M.S. : Il reste que les chiffres sont là : après le drame de Toulouse, on a cru en France que cela allait changer mais Merah a encore fait des émules et on est reparti à la hausse comme en 2009. Le problème vient de certaines mosquées infiltrées par des fondamentalistes alors que les musulmans modérés sont devenus inconséquents et ne bougent plus. C’est un peu comme les Allemands qui par leur silence et leur manque de réaction ont fini dans l’entre-deux-guerres par installer les nazis au pouvoir. Y compris dans le chef des politiques démocrates de l’époque.

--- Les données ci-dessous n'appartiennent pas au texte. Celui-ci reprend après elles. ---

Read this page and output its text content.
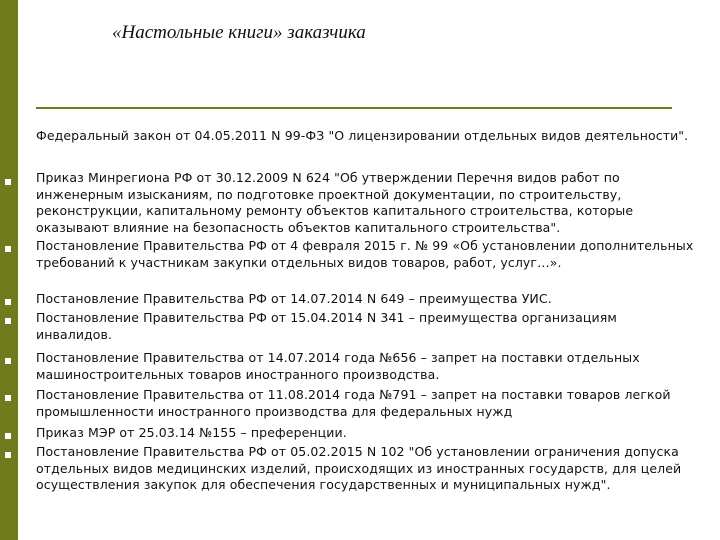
«Настольные книги» заказчика
Федеральный закон от 04.05.2011 N 99-ФЗ "О лицензировании отдельных видов деятельности".
Приказ Минрегиона РФ от 30.12.2009 N 624 "Об утверждении Перечня видов работ по инженерным изысканиям, по подготовке проектной документации, по строительству, реконструкции, капитальному ремонту объектов капитального строительства, которые оказывают влияние на безопасность объектов капитального строительства".
Постановление Правительства РФ от 4 февраля 2015 г. № 99 «Об установлении дополнительных требований к участникам закупки отдельных видов товаров, работ, услуг…».
Постановление Правительства РФ от 14.07.2014 N 649 – преимущества УИС.
Постановление Правительства РФ от 15.04.2014 N 341 – преимущества организациям инвалидов.
Постановление Правительства от 14.07.2014 года №656 – запрет на поставки отдельных машиностроительных товаров иностранного производства.
Постановление Правительства от 11.08.2014 года №791 – запрет на поставки товаров легкой промышленности иностранного производства для федеральных нужд
Приказ МЭР от 25.03.14 №155 – преференции.
Постановление Правительства РФ от 05.02.2015 N 102 "Об установлении ограничения допуска отдельных видов медицинских изделий, происходящих из иностранных государств, для целей осуществления закупок для обеспечения государственных и муниципальных нужд".
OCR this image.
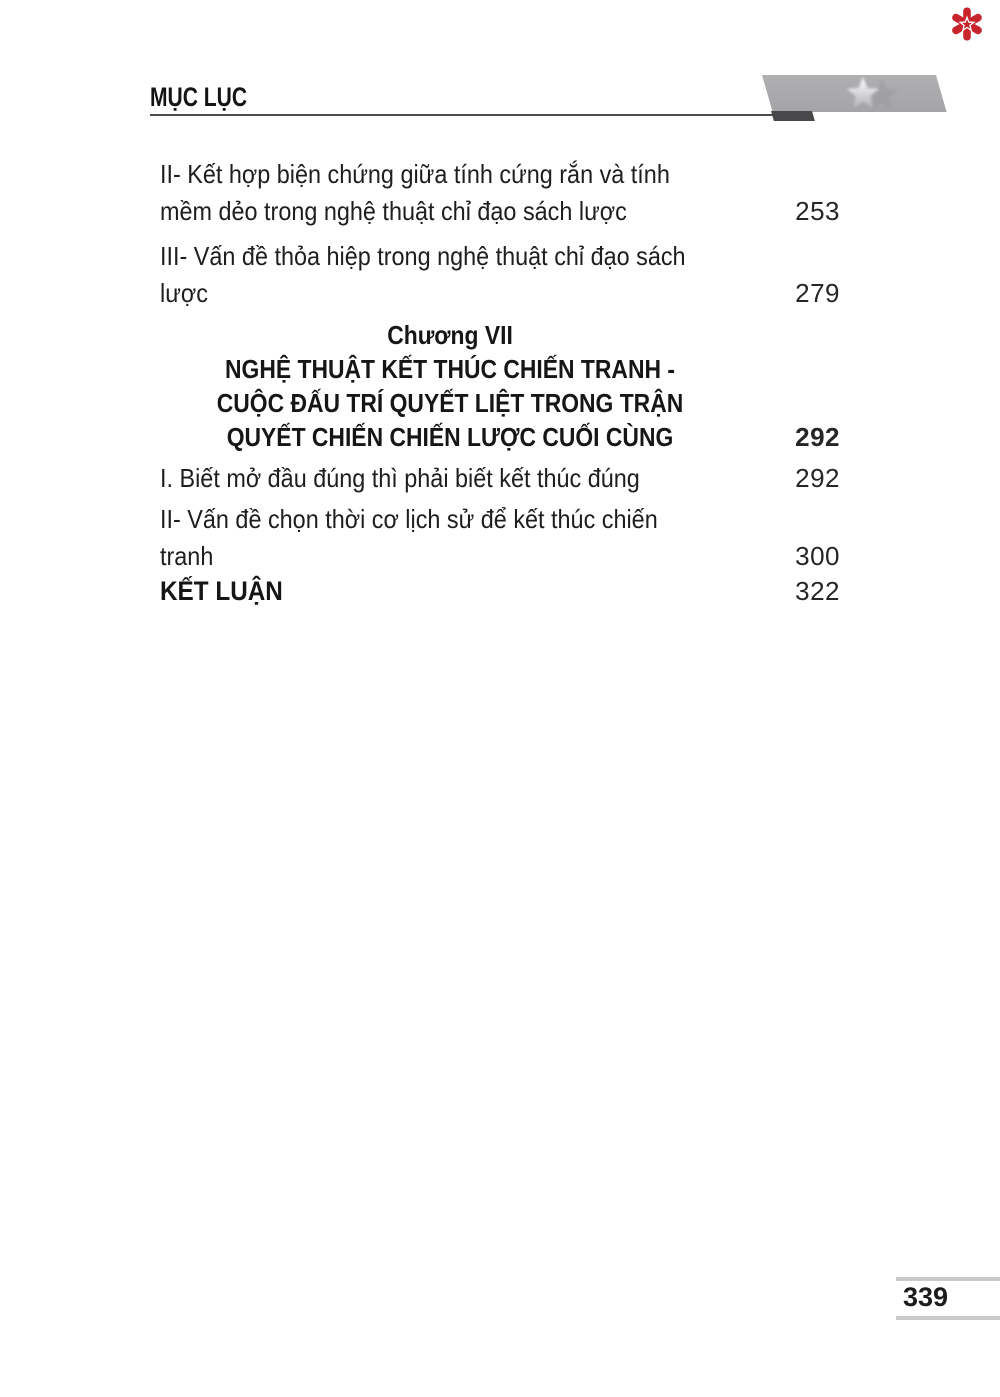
MỤC LỤC
II- Kết hợp biện chứng giữa tính cứng rắn và tính
mềm dẻo trong nghệ thuật chỉ đạo sách lược	253
III- Vấn đề thỏa hiệp trong nghệ thuật chỉ đạo sách
lược	279
Chương VII
NGHỆ THUẬT KẾT THÚC CHIẾN TRANH -
CUỘC ĐẤU TRÍ QUYẾT LIỆT TRONG TRẬN
QUYẾT CHIẾN CHIẾN LƯỢC CUỐI CÙNG	292
I. Biết mở đầu đúng thì phải biết kết thúc đúng	292
II- Vấn đề chọn thời cơ lịch sử để kết thúc chiến
tranh	300
KẾT LUẬN	322
339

Vous iriez jusqu’à faire un lien avec la période contemporaine ?

M.S. : J’ai vraiment peur de la proximité des élections Des politiques vont être lâches pour engranger le vote de certaines communautés. Mais à côté de l’expression de cette démagogie, il y a aussi une recrudescence de la judéophobie par rapport à notre histoire. La communauté juive est si petite que beaucoup de nos concitoyens non juifs ne connaissent pas notre histoire. Vous savez pourquoi les Chinois et les Japonais sont si antisémites ? Précisément parce qu’il n’y a pas de Juifs chez eux

Concrètement des actions sont en voie d’être lancées pour les deux agressions précitées ?

E.D. : On va mettre toute notre expertise juridique à disposition des intéressés. La question est de savoir dans quelle mesure il s’agit d’une insulte raciale mais sur le plan moral, il n’y a pas de doute; c’est évidemment scandaleux et condamnable. En même temps, le Centre doit redoubler d’attention face à toutes les formes de rejet et ne pas hésiter à s’en prendre à toutes les dérives comme celles de "La France, orange mécanique" le livre de Laurent Obertone où il y a un amalgame scandaleux entre la délinquance et l’immigration. Les partis ne doivent surtout pas laisser libre cours à ceux qui voudraient profiter de la situation. En fait, il siérait de retrouver le relatif consensus qui régnait à ce sujet au début des gouvernements Verhofstadt où Laurette Onkelinx et Louis Michel se retrouvaient sur une même ligne contre l’intolérance. En attendant, il est vraiment urgent que la direction du PS sorte de son mutisme pour Ikazban et fasse passer un message fort. Des excuses molles ne suffisent pas

On a aussi critiqué le Centre pour l’égalité des chances…

E.D. : Il n’y a aucune différence de traitement. Nous abordons tous les dossiers de manière égale avec leurs spécificités. C’est vrai que nous ne déposons pas systématiquement plainte mais on n’est pas toujours certain de gagner. Un échec ne ferait que trop la joie de nos adversaires. Nous ne procédons pas par pas et ça porte des fruits. S’il y a une jurisprudence sur les saluts hitlériens c’est grâce à nous. Cela dit, nous comprenons que le CCOJB ait des paroles très fortes. Nous sommes complémentaires; le Centre n’est pas pusillanime Et puis c’est unis que nous réclamons une prise de position énergique des grands partis. Leurs présidents de partis se voient pendant des heures sur l’institutionnel; ne peuvent-ils vraiment pas trouver un peu de temps pour provoquer ensemble un sursaut moral ? L’inertie actuelle terminera par des drames. Car si certains voient miroiter de jolis scores électoraux, la crise s’approfondit et le fossé se creuse dangereusement entre les communautés.

M.S. : Le multiculturalisme belge est un échec. Comme citoyen belge d’origine juive je réclame le droit à l’indifférence. Assez de paroles, des actes Puissent-ils méditer la parole d’Einstein : "Le monde est dangereux à vivre ! Non pas tant à cause de ceux qui font le mal, mais à cause de ceux qui regardent et laissent faire."